Emotional Balance Plateaus
The Responsive & Reflective Phases
The responsive phase is when a seeker responds to life with new confidence and is inspired to reach for higher goals. If you have the capacity for a new direction, assume life as the true self, and free yourself from self-imposed limitations. If you need to find goals, the reflective phase examines your personal drives and finds new directions.
Meditate and contemplate a new life to enter into healthy attitudes. I am told that only one or two percent ever reach the pinnacle of this plateau. Fortunately, many more visit this regularly. We are all capable of altruism. Even hardcore isolated individuals are aware of their capacity for constructive behavior. It is a part of our humanity.
A capacity for self-determination and the confidence to act with self-assurance are the rewards that such people are endowed with. Some great individuals of my time come to my mind. Lincoln and Washington, Gandhi, and their likes spring to mind, but there are those who acted as role models within a smaller society, who equally belong here.
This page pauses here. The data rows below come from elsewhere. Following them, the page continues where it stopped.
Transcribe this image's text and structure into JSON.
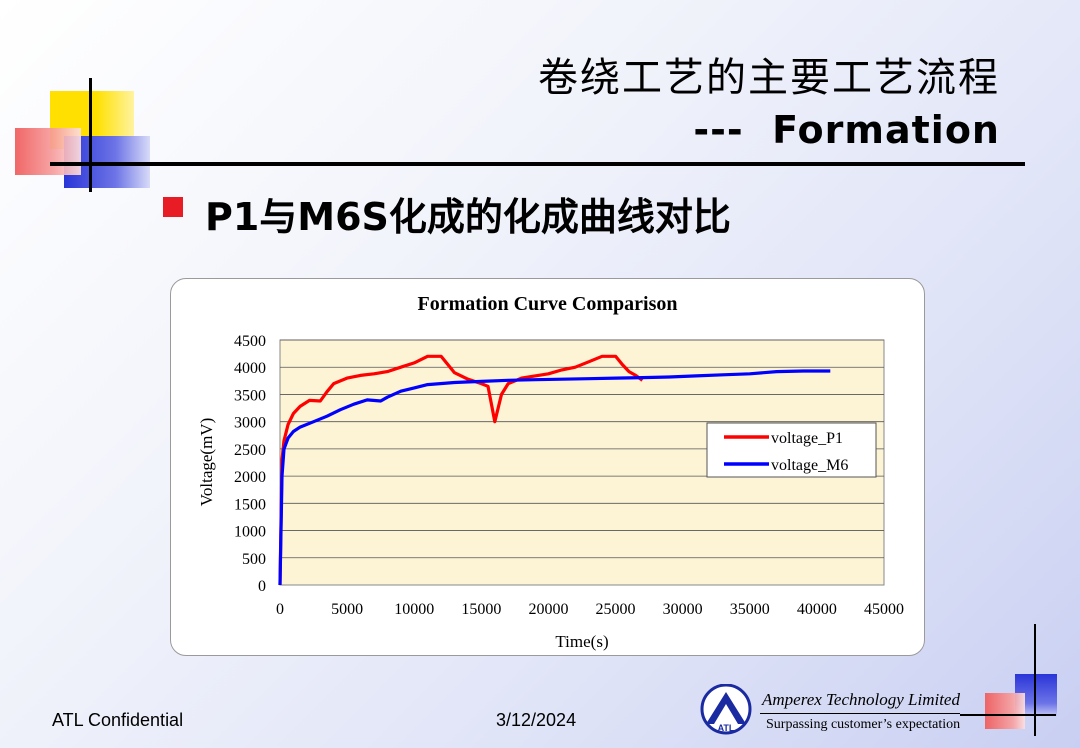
{
  "slide": {
    "title_cn": "卷绕工艺的主要工艺流程",
    "title_en": "---  Formation",
    "heading": "P1与M6S化成的化成曲线对比",
    "footer_left": "ATL Confidential",
    "footer_date": "3/12/2024",
    "company": "Amperex Technology Limited",
    "slogan": "Surpassing customer’s expectation",
    "logo_text": "ATL"
  },
  "colors": {
    "accent_red": "#e81c24",
    "deco_yellow": "#ffe000",
    "deco_blue": "#2a35d8",
    "deco_pink": "#f05a5a",
    "plot_bg": "#fdf4d6",
    "series_p1": "#ff0000",
    "series_m6": "#0000ff"
  },
  "chart_data": {
    "type": "line",
    "title": "Formation Curve Comparison",
    "xlabel": "Time(s)",
    "ylabel": "Voltage(mV)",
    "xlim": [
      0,
      45000
    ],
    "ylim": [
      0,
      4500
    ],
    "x_ticks": [
      "0",
      "5000",
      "10000",
      "15000",
      "20000",
      "25000",
      "30000",
      "35000",
      "40000",
      "45000"
    ],
    "y_ticks": [
      "0",
      "500",
      "1000",
      "1500",
      "2000",
      "2500",
      "3000",
      "3500",
      "4000",
      "4500"
    ],
    "legend_position": "right",
    "grid": true,
    "series": [
      {
        "name": "voltage_P1",
        "color": "#ff0000",
        "x": [
          0,
          150,
          300,
          600,
          1000,
          1500,
          2200,
          3000,
          3500,
          4000,
          5000,
          6000,
          7000,
          8000,
          9000,
          10000,
          11000,
          12000,
          12500,
          13000,
          14000,
          15000,
          15500,
          16000,
          16500,
          17000,
          18000,
          19000,
          20000,
          21000,
          22000,
          23000,
          24000,
          25000,
          25500,
          26000,
          26500,
          27000
        ],
        "values": [
          0,
          2300,
          2650,
          2950,
          3150,
          3280,
          3390,
          3380,
          3550,
          3700,
          3800,
          3850,
          3880,
          3920,
          4000,
          4080,
          4200,
          4200,
          4050,
          3900,
          3780,
          3700,
          3650,
          3000,
          3500,
          3700,
          3800,
          3840,
          3880,
          3950,
          4000,
          4100,
          4200,
          4200,
          4050,
          3920,
          3850,
          3760
        ]
      },
      {
        "name": "voltage_M6",
        "color": "#0000ff",
        "x": [
          0,
          150,
          300,
          600,
          1000,
          1500,
          2500,
          3500,
          4500,
          5500,
          6500,
          7500,
          8000,
          9000,
          10000,
          11000,
          13000,
          15000,
          17000,
          19000,
          21000,
          23000,
          25000,
          27000,
          29000,
          31000,
          33000,
          35000,
          37000,
          39000,
          41000
        ],
        "values": [
          0,
          2000,
          2500,
          2700,
          2820,
          2900,
          3000,
          3100,
          3220,
          3320,
          3400,
          3380,
          3450,
          3560,
          3620,
          3680,
          3720,
          3740,
          3760,
          3770,
          3780,
          3790,
          3800,
          3810,
          3820,
          3840,
          3860,
          3880,
          3920,
          3930,
          3930
        ]
      }
    ]
  }
}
I have some people in my mind, who are human heroes to me, but they very ordinary people to the rest of the society. These people are no social giants. Within our society, these folks are often told to “step aside” by the Ruling Class. (From Chapter 2)
Normal Functioning
The Normal Plateau is where the majority of us live. The main difference in attitude is that normal people talk to one another. They lie a lot and exaggerate and contradict one another. The attitude is more congenial here. We are not sure of ourselves, but we are willing to debate with the best of them. The fear of the outside world is not gone, but we feel safe enough to express an opinion.
I nicknamed this the “Yeah, But!” crowd because we are in an adversarial state of mind, and the noise is worldwide and deafening. A woman says what she knows about the subject at hand, and when she takes a breath someone says, “Yeah, But!” and adds his two cents, followed by a “Yeah, But!” etc. Most of this is about trying to keep up, and from this cacophony somehow, everything gets done.
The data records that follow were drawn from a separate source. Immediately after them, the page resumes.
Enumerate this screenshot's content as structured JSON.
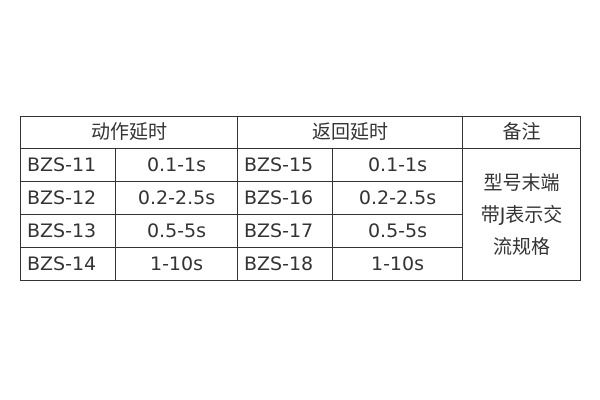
{
  "headers": [
    "动作延时",
    "返回延时",
    "备注"
  ],
  "rows": [
    {
      "op_model": "BZS-11",
      "op_range": "0.1-1s",
      "ret_model": "BZS-15",
      "ret_range": "0.1-1s"
    },
    {
      "op_model": "BZS-12",
      "op_range": "0.2-2.5s",
      "ret_model": "BZS-16",
      "ret_range": "0.2-2.5s"
    },
    {
      "op_model": "BZS-13",
      "op_range": "0.5-5s",
      "ret_model": "BZS-17",
      "ret_range": "0.5-5s"
    },
    {
      "op_model": "BZS-14",
      "op_range": "1-10s",
      "ret_model": "BZS-18",
      "ret_range": "1-10s"
    }
  ],
  "note_lines": [
    "型号末端",
    "带J表示交",
    "流规格"
  ]
}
This plateau is where the maturation process finally takes place. We enter it with a remnant attitude from the low-functioning plateau and transcend the normalcy of it when we enter into a more peaceful place named the high-functioning plateau. The entire trip is human in scope and nature.
Before the Normal plateau, we were incapable of hearing or caring about the rest of the world around us, and after the Normal Plateau, we will be focused solely and unselfishly on helping that world. The process of maturation is wondrous.
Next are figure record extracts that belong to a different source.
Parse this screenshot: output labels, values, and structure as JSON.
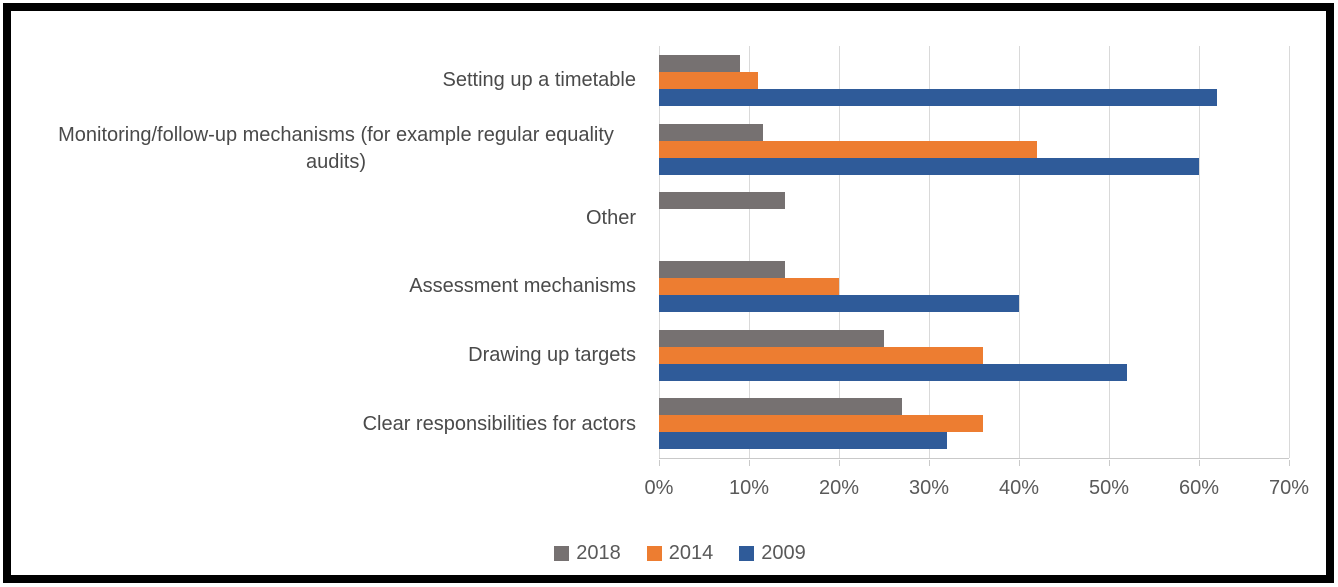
{
  "chart_data": {
    "type": "bar",
    "orientation": "horizontal",
    "title": "",
    "xlabel": "",
    "ylabel": "",
    "categories": [
      "Setting up a timetable",
      "Monitoring/follow-up mechanisms (for example regular equality audits)",
      "Other",
      "Assessment mechanisms",
      "Drawing up targets",
      "Clear responsibilities for actors"
    ],
    "series": [
      {
        "name": "2018",
        "color": "#767171",
        "values": [
          9,
          11.5,
          14,
          14,
          25,
          27
        ]
      },
      {
        "name": "2014",
        "color": "#ED7D31",
        "values": [
          11,
          42,
          0,
          20,
          36,
          36
        ]
      },
      {
        "name": "2009",
        "color": "#2F5B99",
        "values": [
          62,
          60,
          0,
          40,
          52,
          32
        ]
      }
    ],
    "x_axis": {
      "min": 0,
      "max": 70,
      "tick_step": 10,
      "tick_labels": [
        "0%",
        "10%",
        "20%",
        "30%",
        "40%",
        "50%",
        "60%",
        "70%"
      ]
    },
    "grid": "vertical",
    "gridline_color": "#D9D9D9",
    "legend": {
      "position": "bottom",
      "entries": [
        "2018",
        "2014",
        "2009"
      ]
    }
  }
}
In short, maturation is becoming whole to oneself. It is assuming a presupposed role in my society that only I can fill. If I do not take this place, it will remain wanting. If I do assume its function, it will enhance my community.
By ‘Becoming’, I mean, “I have accepted the responsibility of my own existence.” The pivotal role of a mature person. The functional quality of peerage that carries us to the High Functioning Plateau. (From Chapter 2)
The Dysfunctional Plateau
Being ‘dysfunctional’ means that we are out of sync with our society. We do this because we have been reared in a dysfunctional home, where life is a struggle for everyone. Many others are off-balance from having developed habits, addictions, or fixations of sorts, which have altered their focus from developing in a natural way.
Alcohol can do that to people. We can see the on-set of this sort of change of focus in the person who stays at the watering hole longer than the others who dropped by for a drink after work. In other circumstances, we see this same sort of disconnect begin in individuals who blindly strive for success or perfection, where the phrase “The end justifies to means” is bandied about.
The symptoms are not hard to detect. They all involve being fixated on something other than openly sharing one’s life with family and friends as a primary pursuit. Where their pursuit is always a private matter and marks the descent into a dysfunctional need for privacy that can progress into a need for privacy.
The need for secrecy is the doorway to all dysfunctional behavior that separates us from our society and, ultimately, our family and friends. It is the opposite of self-worth because we have to be secretive about our pursuits as opposed to being openly proud of what we do.
Being dysfunctional means that all of our efforts are directed at protecting a cone of isolation, where no one else can be involved because we know they would not agree or understand. The need for privacy comes from within and is protected by sophisticated forms of denial that can adapt to any outside pressure by merely shifting internal convictions as needed. The rules are hers to make or break since they are done in private.